It's Time to Break Up Syria

Kurdish fighters from the People's Protection Units (YPG) stand in a house in Raqqa, Syria June 21, 2017. REUTERS/Goran Tomasevic

Some believe that the destruction of ISIS is the only thing standing between peace and eternal crisis. It isn’t.

July-August 2017

According to the British social theorist David Beetham, whose work builds upon efforts by others such as Max Weber, legitimacy has three intertwined pillars: a legality of the ascension to power, governance structures needing to be justified by the prevailing norms of society, and consent being given by the populace for the new regime to rule. If the process of a peace plan doesn’t strengthen these pillars of legitimacy, then the peace plan is unlikely to result in a sustainable and stable outcome.

While an externally imposed legitimacy might be achieved by heavy international military pressure on different factions, such an outcome leaves an internal legitimacy deficit that can easily be manipulated by embittered local or foreign groups. It’s an imprecise rule of thumb, but the bigger the legitimacy deficit, the greater the burden upon the international community to enforce security, which in turn requires international consensus and a willingness to contribute blood and treasure to fill the legitimacy void. With renewed Russian assertiveness and a tired, war-weary United States under the leadership of a president fond of fewer foreign forays, the collective international commitment required for success in Syria is beyond the combined capability of any international coalition. Committing to the cause without the resources necessary to succeed will entrench the conflict by creating enemies out of friends, drain the will of the international community to act elsewhere and probably lead to an even worse outcome for the people of Syria.

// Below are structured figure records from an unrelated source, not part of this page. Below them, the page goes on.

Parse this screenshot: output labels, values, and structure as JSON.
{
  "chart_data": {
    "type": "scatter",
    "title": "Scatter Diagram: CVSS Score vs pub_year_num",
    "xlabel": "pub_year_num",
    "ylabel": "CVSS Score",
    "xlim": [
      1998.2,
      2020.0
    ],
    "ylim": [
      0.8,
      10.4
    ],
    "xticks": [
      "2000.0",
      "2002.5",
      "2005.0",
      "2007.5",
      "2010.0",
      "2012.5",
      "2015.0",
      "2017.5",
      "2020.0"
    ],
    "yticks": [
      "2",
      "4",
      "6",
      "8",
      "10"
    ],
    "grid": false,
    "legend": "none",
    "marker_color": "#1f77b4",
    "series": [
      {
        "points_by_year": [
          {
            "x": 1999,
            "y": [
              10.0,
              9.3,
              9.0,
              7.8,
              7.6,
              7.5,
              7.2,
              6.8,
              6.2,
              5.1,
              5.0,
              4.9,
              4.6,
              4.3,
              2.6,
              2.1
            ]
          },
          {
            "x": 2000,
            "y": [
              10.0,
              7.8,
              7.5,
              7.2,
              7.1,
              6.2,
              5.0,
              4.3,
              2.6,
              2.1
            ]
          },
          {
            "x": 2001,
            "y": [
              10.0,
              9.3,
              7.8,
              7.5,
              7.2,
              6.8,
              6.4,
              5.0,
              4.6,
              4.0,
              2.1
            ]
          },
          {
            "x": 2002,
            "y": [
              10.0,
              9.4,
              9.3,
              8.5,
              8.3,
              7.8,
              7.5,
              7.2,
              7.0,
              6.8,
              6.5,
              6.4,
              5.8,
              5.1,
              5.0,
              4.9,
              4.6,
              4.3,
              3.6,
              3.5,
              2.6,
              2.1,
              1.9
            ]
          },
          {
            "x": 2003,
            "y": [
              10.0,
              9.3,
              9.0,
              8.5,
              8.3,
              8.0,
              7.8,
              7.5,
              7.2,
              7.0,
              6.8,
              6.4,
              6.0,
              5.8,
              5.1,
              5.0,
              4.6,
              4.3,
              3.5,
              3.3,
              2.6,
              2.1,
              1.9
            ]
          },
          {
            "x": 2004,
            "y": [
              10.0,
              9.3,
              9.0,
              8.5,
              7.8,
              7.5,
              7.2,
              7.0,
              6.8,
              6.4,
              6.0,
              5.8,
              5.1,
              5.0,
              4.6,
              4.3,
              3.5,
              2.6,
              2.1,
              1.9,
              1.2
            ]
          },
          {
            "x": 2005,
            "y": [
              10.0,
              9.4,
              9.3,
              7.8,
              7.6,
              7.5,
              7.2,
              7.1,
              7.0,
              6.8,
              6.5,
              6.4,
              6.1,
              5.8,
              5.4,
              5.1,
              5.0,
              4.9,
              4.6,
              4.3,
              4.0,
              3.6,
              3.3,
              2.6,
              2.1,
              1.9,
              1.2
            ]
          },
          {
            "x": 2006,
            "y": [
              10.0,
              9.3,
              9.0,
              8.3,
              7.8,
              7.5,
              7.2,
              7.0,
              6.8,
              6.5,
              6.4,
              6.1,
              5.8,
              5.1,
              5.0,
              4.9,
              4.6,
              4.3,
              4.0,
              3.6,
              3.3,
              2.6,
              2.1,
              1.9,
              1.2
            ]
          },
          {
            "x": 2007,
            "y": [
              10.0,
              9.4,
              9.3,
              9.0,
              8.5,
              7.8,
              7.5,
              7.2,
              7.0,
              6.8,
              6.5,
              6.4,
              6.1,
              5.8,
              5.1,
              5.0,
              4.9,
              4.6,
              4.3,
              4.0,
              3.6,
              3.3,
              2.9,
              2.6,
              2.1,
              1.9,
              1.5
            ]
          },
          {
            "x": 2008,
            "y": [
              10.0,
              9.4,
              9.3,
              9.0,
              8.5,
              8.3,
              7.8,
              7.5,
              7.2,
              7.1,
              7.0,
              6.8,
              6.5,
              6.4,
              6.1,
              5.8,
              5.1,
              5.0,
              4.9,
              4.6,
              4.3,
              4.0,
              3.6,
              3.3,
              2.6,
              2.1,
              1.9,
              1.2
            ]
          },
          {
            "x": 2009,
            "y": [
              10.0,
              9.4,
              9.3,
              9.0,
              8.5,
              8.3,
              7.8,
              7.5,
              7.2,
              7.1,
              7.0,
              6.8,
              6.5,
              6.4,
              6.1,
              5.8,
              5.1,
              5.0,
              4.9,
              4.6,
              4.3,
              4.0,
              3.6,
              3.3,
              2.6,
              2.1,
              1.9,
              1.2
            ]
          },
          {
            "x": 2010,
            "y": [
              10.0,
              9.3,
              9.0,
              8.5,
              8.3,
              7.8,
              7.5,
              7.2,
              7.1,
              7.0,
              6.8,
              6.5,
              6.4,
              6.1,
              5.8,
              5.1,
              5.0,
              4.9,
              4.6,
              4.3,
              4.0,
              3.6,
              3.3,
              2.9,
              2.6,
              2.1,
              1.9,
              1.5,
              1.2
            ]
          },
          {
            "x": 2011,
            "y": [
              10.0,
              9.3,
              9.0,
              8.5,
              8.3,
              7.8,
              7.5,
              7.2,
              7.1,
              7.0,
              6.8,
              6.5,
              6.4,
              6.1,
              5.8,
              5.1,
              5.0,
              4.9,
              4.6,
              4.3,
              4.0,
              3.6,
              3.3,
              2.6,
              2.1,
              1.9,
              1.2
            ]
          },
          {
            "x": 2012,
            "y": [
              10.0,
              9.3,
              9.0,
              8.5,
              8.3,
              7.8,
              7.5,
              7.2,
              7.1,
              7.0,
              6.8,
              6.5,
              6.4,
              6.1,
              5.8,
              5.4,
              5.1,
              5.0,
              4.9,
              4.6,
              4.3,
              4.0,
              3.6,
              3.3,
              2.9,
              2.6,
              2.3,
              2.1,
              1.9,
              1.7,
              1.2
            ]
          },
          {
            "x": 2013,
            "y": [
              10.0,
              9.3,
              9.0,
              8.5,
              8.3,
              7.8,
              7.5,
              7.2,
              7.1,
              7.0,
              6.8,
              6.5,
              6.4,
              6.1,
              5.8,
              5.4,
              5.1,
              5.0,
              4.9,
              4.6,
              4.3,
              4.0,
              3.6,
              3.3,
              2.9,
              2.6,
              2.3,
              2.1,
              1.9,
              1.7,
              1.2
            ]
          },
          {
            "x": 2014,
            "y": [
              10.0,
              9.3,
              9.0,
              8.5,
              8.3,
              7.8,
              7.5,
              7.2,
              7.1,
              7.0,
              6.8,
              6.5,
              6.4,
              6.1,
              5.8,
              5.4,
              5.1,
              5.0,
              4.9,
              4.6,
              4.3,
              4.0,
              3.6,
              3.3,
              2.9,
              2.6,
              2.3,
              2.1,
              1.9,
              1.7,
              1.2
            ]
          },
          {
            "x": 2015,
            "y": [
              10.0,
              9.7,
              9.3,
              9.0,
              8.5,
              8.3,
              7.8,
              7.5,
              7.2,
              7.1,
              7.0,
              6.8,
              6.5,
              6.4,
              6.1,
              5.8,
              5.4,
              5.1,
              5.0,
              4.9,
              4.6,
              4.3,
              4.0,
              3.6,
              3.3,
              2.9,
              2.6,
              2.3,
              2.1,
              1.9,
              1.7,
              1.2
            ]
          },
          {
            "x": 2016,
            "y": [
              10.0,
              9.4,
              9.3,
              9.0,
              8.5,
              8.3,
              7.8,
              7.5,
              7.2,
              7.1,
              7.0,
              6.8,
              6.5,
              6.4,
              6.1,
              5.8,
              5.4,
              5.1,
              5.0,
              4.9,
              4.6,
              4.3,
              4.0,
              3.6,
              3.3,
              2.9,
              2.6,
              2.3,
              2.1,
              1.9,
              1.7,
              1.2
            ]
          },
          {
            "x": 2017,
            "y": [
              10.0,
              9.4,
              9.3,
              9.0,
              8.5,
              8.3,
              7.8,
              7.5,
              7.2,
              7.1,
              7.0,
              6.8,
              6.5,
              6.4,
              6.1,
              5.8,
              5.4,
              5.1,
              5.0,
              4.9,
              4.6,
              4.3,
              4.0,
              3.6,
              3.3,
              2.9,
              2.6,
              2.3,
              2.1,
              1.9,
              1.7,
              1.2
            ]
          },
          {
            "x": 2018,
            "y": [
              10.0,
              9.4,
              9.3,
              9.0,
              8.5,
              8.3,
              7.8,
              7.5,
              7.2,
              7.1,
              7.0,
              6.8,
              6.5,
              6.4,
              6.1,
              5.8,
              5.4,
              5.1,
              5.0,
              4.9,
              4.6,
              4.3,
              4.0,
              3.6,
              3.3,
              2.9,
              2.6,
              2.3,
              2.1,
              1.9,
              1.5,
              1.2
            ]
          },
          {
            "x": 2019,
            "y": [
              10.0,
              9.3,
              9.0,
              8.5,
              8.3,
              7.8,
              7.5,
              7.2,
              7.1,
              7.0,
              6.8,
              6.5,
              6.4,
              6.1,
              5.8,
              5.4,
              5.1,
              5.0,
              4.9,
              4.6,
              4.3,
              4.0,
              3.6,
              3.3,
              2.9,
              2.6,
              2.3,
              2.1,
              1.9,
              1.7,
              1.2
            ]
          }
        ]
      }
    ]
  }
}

The alternative approach, being pursued within the confines of a status-quo state, is an attempt to entice a broad coalition of Syria’s warring factions to come together as a replacement for Assad’s government. While possible, this approach will require overcoming the competing justifications that each group has developed to sustain its legitimacy. Syria doesn’t have the luxury of a conflict that is defined by a single dimension, such as class (Cambodia), ethnicity (Rwanda) or ethnoreligious identity (Balkans). The fundamental drivers of the competing factions are so diverse, including historical animosity, economic disenfranchisement, national aspirations, religious fundamentalism and ethnic hostility, that a genuine commitment to discussing a common platform would be impossible. Are the Sunni Arabs of the Islamist movements in Syria expected to sit together with the Alawites whom they have branded enemies of God? Can the Kurds, having for the first time established self-governance, be expected to hand back their hard-earned gains to a regime that will outnumber them ethnically in any coalition in Damascus? Investing diplomatic and military resources in the establishment of fractions of coalitions that cannot foreseeably come together and stay together distracts efforts from alternative, more achievable opportunities.

Conversely, natural constituencies have emerged through the six years of conflict, each with their own narratives that justify their ascent to power. These narratives embed their governance structures within accepted social norms, as well as having already elicited consent from the people in various forms. Legitimacy in the eyes of the people has already been achieved by the Kurds of Rojava, by the rump areas under control by Assad and arguably by some Sunni groups. This legitimacy is a gift to those seeking stability in the region—a gift that needs to be embraced. The international community needs to move away from the pursuit of de jure external legitimacy and acknowledge the de facto internal legitimacy that already exists throughout the country.

THE SECOND aspect of successfully rebuilding countries after war is the provision of security for the people. We begin by considering the prospects for security were the Islamic State to be defeated and Syria remain a unitary state.

The legitimacy deficit noted in the previous section, along with continuing external support to proxies in Syria, guarantees significant levels of internal conflict into the future. Even if the armies of ISIS and other similarly aligned Islamists are defeated, their ideology, leaders and supporters will not simply disappear. Just as the supporters of Saddam Hussein went underground after his armies were destroyed, so too will the emergence of a violent underground Sunni extremist insurgency, sustained by external support, be equally dangerous. Similarly, removing Assad is popularly touted as a long-term solution, but doing so would only see minorities finding an alternative ethnic strongman who, in seeking to ensure his people’s protection, would negotiate to maintain Iranian and/or Russian support.

The geopolitical reality of the Middle East is such that, as it is currently played, Syria is a zero-sum game. There is no unitary-state solution in which the Saudi-Iranian struggle for regional hegemony can be settled. Furthermore, calls for a Kurdish state are not going away: whether explicit promises have been made or not, there is a widespread expectation among the Kurds that they will be rewarded for their crucial role in any future defeat of ISIS, and the international community is expected to deliver.

Syria will remain deeply divided, and extreme low-intensity violence will continue. Enforcing peace in such circumstances will be costly and politically difficult. Much of the peacekeeping and policing burden will fall on the international community, since none of the existing parties to the Syrian Civil War would be considered impartial by other factions: although locally recruited forces may reinforce an international security framework, they will largely be confined to areas of low threat with little ethnic or sectarian tension.